Non c’è finale di stagione senza indiscrezioni, più o meno verosimili, di un possibile ritorno di Massimo Giletti in Rai. Il conduttore torinese, dal 2017 su La7 con Non è L’Arena, dichiara che la libertà di manovra nel lavoro, sempre garantitagli da Urbano Cairo, resterà il suo metro di valutazione principale.
“Sfido a chiedere a qualunque dei miei colleghi se Cairo abbia mai fatto una telefonata a Mentana, a Floris e a tutti gli altri per chiedere qualcosa! Io sono a La7 da quattro anni e nella mia decisione sul futuro peserà il mio senso di libertà. Perché io faccio una televisione che è al “limite”. Le battaglie contro Bonafede e le scarcerazioni dei mafiosi. O quella che ho fatto, isolato, contro Arcuri non avrei mai potuto farle altrove”
spiega a La Stampa. La Rai non è La7 e Giletti lo sa bene, essendoci stato per quasi trent’anni.
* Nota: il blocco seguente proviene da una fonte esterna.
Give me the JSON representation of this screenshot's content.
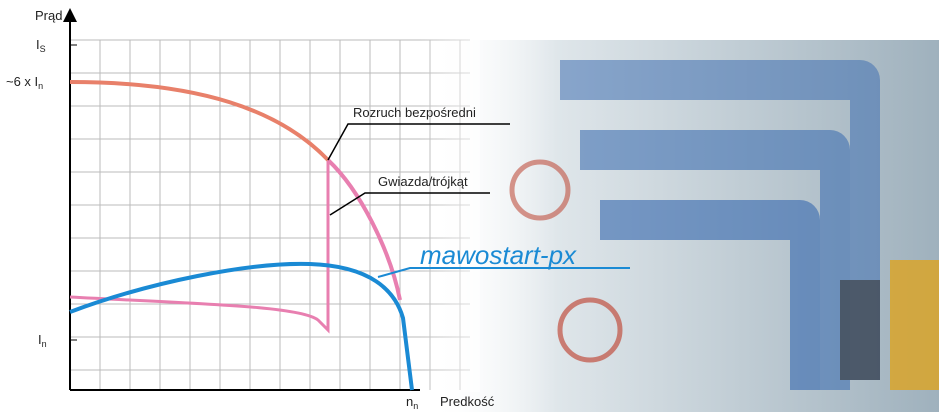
{
  "axes": {
    "y_title": "Prąd",
    "x_title": "Predkość"
  },
  "y_labels": [
    {
      "main": "I",
      "sub": "S"
    },
    {
      "main": "~6 x I",
      "sub": "n"
    },
    {
      "main": "I",
      "sub": "n"
    }
  ],
  "x_labels": [
    {
      "main": "n",
      "sub": "n"
    }
  ],
  "annotations": [
    "Rozruch bezpośredni",
    "Gwiazda/trójkąt",
    "mawostart-px"
  ]
}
La politica da sempre pressa la TV di Stato, ma quella che il conduttore vede da fuori è una triste immagine di un’azienda a suo dire piegata ai poteri forti per colpa di una certa incompetenza dirigenziale:
“C’è molta ipocrisia: il Parlamento, come è giusto che sia, detiene il controllo su un’azienda pubblica. Il problema è che ai tempi di Ettore Bernabei (direttore generale Rai dal 1961 al 1974 , ndDM), la massima espressione del potere e della politica, c’erano grandi dirigenti che avevano al centro il prodotto e sapevano dire no ad un certo tipo di pressioni. Oggi c’è uno scadimento di qualità e di competenza nella gestione dell’azienda. Una parte dell’azienda lavora alla grande e un’altra parte è prona ai poteri politici. In una forma di vassallaggio che mi fa molta tristezza“.
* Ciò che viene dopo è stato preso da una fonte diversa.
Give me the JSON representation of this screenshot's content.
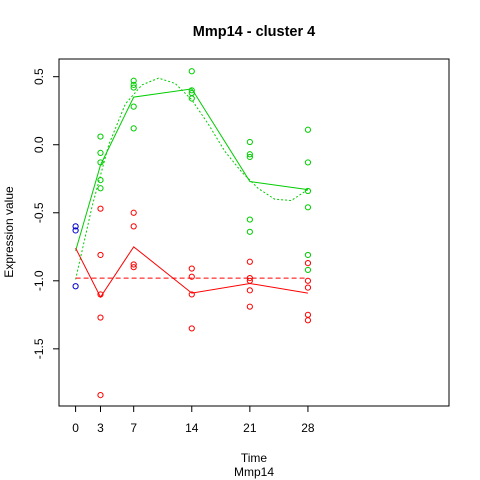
{
  "chart_data": {
    "type": "scatter",
    "title": "Mmp14 - cluster 4",
    "xlabel": "Time",
    "sublabel": "Mmp14",
    "ylabel": "Expression value",
    "xlim": [
      -2,
      45
    ],
    "ylim": [
      -1.92,
      0.63
    ],
    "x_ticks": [
      0,
      3,
      7,
      14,
      21,
      28
    ],
    "y_ticks": [
      -1.5,
      -1.0,
      -0.5,
      0.0,
      0.5
    ],
    "y_tick_labels": [
      "-1.5",
      "-1.0",
      "-0.5",
      "0.0",
      "0.5"
    ],
    "colors": {
      "green": "#00cd00",
      "red": "#ff0000",
      "blue": "#0000cd",
      "axis": "#000000"
    },
    "series": [
      {
        "color": "#00cd00",
        "points": [
          {
            "x": 3,
            "y": 0.06
          },
          {
            "x": 3,
            "y": -0.06
          },
          {
            "x": 3,
            "y": -0.13
          },
          {
            "x": 3,
            "y": -0.26
          },
          {
            "x": 3,
            "y": -0.32
          },
          {
            "x": 7,
            "y": 0.47
          },
          {
            "x": 7,
            "y": 0.44
          },
          {
            "x": 7,
            "y": 0.42
          },
          {
            "x": 7,
            "y": 0.28
          },
          {
            "x": 7,
            "y": 0.12
          },
          {
            "x": 14,
            "y": 0.54
          },
          {
            "x": 14,
            "y": 0.4
          },
          {
            "x": 14,
            "y": 0.38
          },
          {
            "x": 14,
            "y": 0.34
          },
          {
            "x": 21,
            "y": 0.02
          },
          {
            "x": 21,
            "y": -0.07
          },
          {
            "x": 21,
            "y": -0.09
          },
          {
            "x": 21,
            "y": -0.55
          },
          {
            "x": 21,
            "y": -0.64
          },
          {
            "x": 28,
            "y": 0.11
          },
          {
            "x": 28,
            "y": -0.13
          },
          {
            "x": 28,
            "y": -0.34
          },
          {
            "x": 28,
            "y": -0.46
          },
          {
            "x": 28,
            "y": -0.81
          },
          {
            "x": 28,
            "y": -0.92
          }
        ],
        "mean_line": [
          {
            "x": 0,
            "y": -0.78
          },
          {
            "x": 3,
            "y": -0.15
          },
          {
            "x": 7,
            "y": 0.35
          },
          {
            "x": 14,
            "y": 0.41
          },
          {
            "x": 21,
            "y": -0.27
          },
          {
            "x": 28,
            "y": -0.33
          }
        ],
        "fit_line": [
          {
            "x": 0,
            "y": -0.99
          },
          {
            "x": 2,
            "y": -0.45
          },
          {
            "x": 4,
            "y": 0.0
          },
          {
            "x": 6,
            "y": 0.3
          },
          {
            "x": 8,
            "y": 0.44
          },
          {
            "x": 10,
            "y": 0.49
          },
          {
            "x": 12,
            "y": 0.45
          },
          {
            "x": 14,
            "y": 0.33
          },
          {
            "x": 16,
            "y": 0.15
          },
          {
            "x": 18,
            "y": -0.05
          },
          {
            "x": 20,
            "y": -0.2
          },
          {
            "x": 22,
            "y": -0.32
          },
          {
            "x": 24,
            "y": -0.4
          },
          {
            "x": 26,
            "y": -0.41
          },
          {
            "x": 28,
            "y": -0.33
          }
        ]
      },
      {
        "color": "#ff0000",
        "points": [
          {
            "x": 3,
            "y": -0.47
          },
          {
            "x": 3,
            "y": -0.81
          },
          {
            "x": 3,
            "y": -1.1
          },
          {
            "x": 3,
            "y": -1.27
          },
          {
            "x": 3,
            "y": -1.84
          },
          {
            "x": 7,
            "y": -0.5
          },
          {
            "x": 7,
            "y": -0.6
          },
          {
            "x": 7,
            "y": -0.88
          },
          {
            "x": 7,
            "y": -0.9
          },
          {
            "x": 14,
            "y": -0.91
          },
          {
            "x": 14,
            "y": -0.97
          },
          {
            "x": 14,
            "y": -1.1
          },
          {
            "x": 14,
            "y": -1.35
          },
          {
            "x": 21,
            "y": -0.86
          },
          {
            "x": 21,
            "y": -0.98
          },
          {
            "x": 21,
            "y": -1.0
          },
          {
            "x": 21,
            "y": -1.07
          },
          {
            "x": 21,
            "y": -1.19
          },
          {
            "x": 28,
            "y": -1.0
          },
          {
            "x": 28,
            "y": -1.05
          },
          {
            "x": 28,
            "y": -1.25
          },
          {
            "x": 28,
            "y": -1.29
          },
          {
            "x": 28,
            "y": -0.87
          }
        ],
        "mean_line": [
          {
            "x": 0,
            "y": -0.76
          },
          {
            "x": 3,
            "y": -1.12
          },
          {
            "x": 7,
            "y": -0.75
          },
          {
            "x": 14,
            "y": -1.09
          },
          {
            "x": 21,
            "y": -1.02
          },
          {
            "x": 28,
            "y": -1.09
          }
        ],
        "fit_line": [
          {
            "x": 0,
            "y": -0.98
          },
          {
            "x": 28,
            "y": -0.98
          }
        ]
      },
      {
        "color": "#0000cd",
        "points": [
          {
            "x": 0,
            "y": -0.6
          },
          {
            "x": 0,
            "y": -0.63
          },
          {
            "x": 0,
            "y": -1.04
          }
        ]
      }
    ]
  }
}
La vicenda Fedez, per lui, è l’emblema delle grandi problematiche che affliggono la Rai. E lo dice, a maggior ragione, senza schierarsi dalla parte del rapper:
“Quanta debolezza culturale nel non capire che basta mezza frase di personaggi così abili e influenti e sei spacciato: fai diventare martire chi, magari, non è stato neppure oggetto di una censura! I martiri veri sono altri! (…) Questa storia racconta la debolezza culturale di una struttura che non capisce che non si possono dire certe cose. Fedez sarà pure bravo a gestire il marketing di se stesso ma è anche un artista che deve parlare di ciò che vuole sul palco. E invece tutti hanno finito per parlare del caso (…) Morale della storia: non ‘puoi’ censurare Fedez che ha milioni di persone che lo seguono. L’aveva detto Umberto Eco diversi anni fa che saremmo diventati schiavi dei social”.